Nicht wahr ? Wagnerian for don’t you agree. I thought you’d know that. I bet even your dog knows that.’

The cat pricked the ear nearest to Kroplik. ‘ Nicht wahr ?’ Kroplik shouted into it.

‘These days we don’t get to hear much German in St Eber,’ Gutkind said, as much in defence of the cat as himself.

‘Pity. But Gutkind’s got a bit of a German ring to it, don’t you think? Gut and kinder ?

‘I suppose it has. Like Krop and lik .’

‘You see what the aphid swines have done to us? Now we’re fighting on behalf of names that don’t even belong to us. What’s your actual name? What did the whores call you in the good old days? Mr. .? Mr What? Or did you let them call you Eugene? Take me, Eugene. Use me, Eugene.’

If Kroplik isn’t mistaken, Gutkind blushes.

‘Whatever my name was then, I was too young to give it to whores.’

‘Your father then. . your grandfather. . how did the whores address them?’

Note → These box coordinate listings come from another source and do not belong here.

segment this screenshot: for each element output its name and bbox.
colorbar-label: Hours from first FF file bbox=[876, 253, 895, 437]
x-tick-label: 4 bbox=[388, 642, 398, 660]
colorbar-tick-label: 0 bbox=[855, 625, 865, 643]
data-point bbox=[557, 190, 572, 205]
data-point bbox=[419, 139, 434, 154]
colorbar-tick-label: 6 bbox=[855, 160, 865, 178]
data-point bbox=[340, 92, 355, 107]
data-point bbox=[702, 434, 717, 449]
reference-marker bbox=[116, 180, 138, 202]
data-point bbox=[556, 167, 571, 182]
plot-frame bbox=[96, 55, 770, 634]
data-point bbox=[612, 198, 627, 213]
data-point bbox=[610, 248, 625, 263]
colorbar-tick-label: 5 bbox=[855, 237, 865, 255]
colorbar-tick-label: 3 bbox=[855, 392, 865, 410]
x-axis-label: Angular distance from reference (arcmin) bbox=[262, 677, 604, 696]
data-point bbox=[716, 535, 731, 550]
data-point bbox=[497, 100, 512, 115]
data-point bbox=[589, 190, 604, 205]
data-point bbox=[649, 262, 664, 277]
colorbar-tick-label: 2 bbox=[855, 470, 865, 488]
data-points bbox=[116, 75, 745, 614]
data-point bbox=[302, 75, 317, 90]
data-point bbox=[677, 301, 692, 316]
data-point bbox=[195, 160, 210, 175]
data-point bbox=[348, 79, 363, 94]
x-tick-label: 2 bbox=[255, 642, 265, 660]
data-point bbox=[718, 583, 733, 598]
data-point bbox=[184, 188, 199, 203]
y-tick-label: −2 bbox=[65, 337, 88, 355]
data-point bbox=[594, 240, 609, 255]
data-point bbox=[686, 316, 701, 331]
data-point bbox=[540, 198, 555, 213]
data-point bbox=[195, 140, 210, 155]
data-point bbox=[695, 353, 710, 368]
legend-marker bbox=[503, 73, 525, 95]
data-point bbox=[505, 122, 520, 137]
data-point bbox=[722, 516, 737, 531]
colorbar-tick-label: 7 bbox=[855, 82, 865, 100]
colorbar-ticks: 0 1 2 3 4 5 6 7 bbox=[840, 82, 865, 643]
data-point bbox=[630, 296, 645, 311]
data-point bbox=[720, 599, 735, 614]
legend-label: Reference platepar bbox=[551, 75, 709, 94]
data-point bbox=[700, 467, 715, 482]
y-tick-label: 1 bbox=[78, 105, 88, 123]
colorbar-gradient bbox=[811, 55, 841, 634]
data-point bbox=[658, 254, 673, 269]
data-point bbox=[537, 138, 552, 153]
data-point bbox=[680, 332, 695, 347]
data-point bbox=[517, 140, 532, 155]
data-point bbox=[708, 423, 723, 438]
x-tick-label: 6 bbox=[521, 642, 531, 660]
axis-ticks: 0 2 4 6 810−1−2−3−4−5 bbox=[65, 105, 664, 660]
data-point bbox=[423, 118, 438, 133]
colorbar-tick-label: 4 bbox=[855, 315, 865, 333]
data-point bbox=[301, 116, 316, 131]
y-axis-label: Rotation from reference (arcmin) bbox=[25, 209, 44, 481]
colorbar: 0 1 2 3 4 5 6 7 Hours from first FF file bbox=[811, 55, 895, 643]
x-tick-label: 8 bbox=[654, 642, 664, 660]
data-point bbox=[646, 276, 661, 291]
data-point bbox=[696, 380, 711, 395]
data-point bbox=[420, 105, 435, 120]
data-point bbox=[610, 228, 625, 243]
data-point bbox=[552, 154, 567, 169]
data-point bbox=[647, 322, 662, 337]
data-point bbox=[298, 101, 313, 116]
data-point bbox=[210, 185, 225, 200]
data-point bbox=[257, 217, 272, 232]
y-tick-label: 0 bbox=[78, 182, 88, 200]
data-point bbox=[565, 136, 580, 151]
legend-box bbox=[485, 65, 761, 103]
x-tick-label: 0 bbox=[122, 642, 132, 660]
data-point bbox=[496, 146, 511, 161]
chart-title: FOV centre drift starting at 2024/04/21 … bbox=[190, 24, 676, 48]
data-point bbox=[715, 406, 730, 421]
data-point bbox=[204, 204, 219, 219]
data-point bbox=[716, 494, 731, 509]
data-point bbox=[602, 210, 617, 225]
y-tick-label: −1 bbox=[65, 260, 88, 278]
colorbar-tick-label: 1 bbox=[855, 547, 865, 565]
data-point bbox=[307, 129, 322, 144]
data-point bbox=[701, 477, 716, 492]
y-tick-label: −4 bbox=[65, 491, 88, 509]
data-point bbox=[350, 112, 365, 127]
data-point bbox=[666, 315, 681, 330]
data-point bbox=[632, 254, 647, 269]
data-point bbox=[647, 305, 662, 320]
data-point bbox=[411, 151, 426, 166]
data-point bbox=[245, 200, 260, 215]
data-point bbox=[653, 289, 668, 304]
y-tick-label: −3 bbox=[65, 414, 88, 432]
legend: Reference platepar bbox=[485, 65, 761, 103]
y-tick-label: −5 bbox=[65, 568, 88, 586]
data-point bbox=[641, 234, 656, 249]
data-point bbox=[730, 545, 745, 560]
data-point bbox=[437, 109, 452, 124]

These were infractions too far for Detective Inspector Gutkind, Wagner or no Wagner. He was not a man who had ever visited a whore. And nor, he knew in his soul, had any of the men in his family before him. It had always been ideal love they’d longed for. A beautiful woman, smelling of Prague or Vienna, light on their arm, transported into an ecstasy of extinction — the two of them breathing their last together. . ertrinken . . versinken . . unbewußt . . höchste Lust! . .

Kroplik couldn’t go on waiting for him to expire. ‘Well mine was Scannláin. Son of the Scannláins of Ludgvennok. And had been for two thousand bloody years. And then for a crime we didn’t commit, and not for any of the thousands we did. . that’s the galling part—’

‘For a crime no one committed,’ Gutkind interjected.

Densdell Kroplik was past caring whether a crime had been committed or not. He held out his glass for another whisky. The high life — downing whisky in St Eber at 11.30 in the morning. The gods drinking to their exemption from the petty cares of mortals. Atop Valhalla, dust or no dust.

Gutkind sploshed whisky into Kroplik’s glass. He wanted him drunk and silent. He wanted him a thing of ears. Other than his cat, Eugene Gutkind had no one to talk to. His wife had left him. He had few friends in the force and no friends in St Eber. Who in St Eber did have friends? A few brawling mates and a headless wife to curse comprised happiness in St Eber, and he no longer even had the wife. So he rarely got the opportunity to pour out his heart. A detective inspector, anyway, had to measure his words. But he didn’t have to measure anything with Densdell Kroplik, least of all whisky. He wasn’t a kindred spirit. Wagner didn’t make him a kindred spirit. To Gutkind’s eye Kroplik lacked discrimination. Not knowing where to pin the blame he pinned it on everyone. A bad hater, if ever he saw one. A man lacking specificity. But he was still the nearest thing to a kindred spirit there was. ‘Drink,’ he said. ‘Drink to what we believe and know to be true.’

And when Densdell Kroplik was drunk enough not to hear what was being said to him, true or not true, and not to care either way, when he was half asleep on the couch with the icing-sugar cat sitting on his face, Detective Inspector Eugene Gutkind began his exposition. .

There had been no crime. No Götterdämmerung anyway. No last encounter with the forces of evil, no burning, and no renewal of the world. Those who should have perished had been forewarned by men of tender conscience like Clarence Worthing who, though he longed to wipe the slate clean, could not betray the memory of his fragrant encounter with Ottilie or Naomi or Lieselotte, in the Bayreuth Festspielhaus. For what you have done to me, I wish you in hell, they said. But for what you have done to me I also wish you to be spared. Such are the contradictions that enter the hearts of men who know what it is to love and not be loved in return. The irony of it was not lost on Detective Inspector Gutkind. They owed their lives to a conspiracy of the inconsolable and the snubbed, these Ottilies and Lieselottes who had imbibed conspiracy with their mothers’ milk. They’d escaped betrayal, they who betrayed as soon as snap a finger.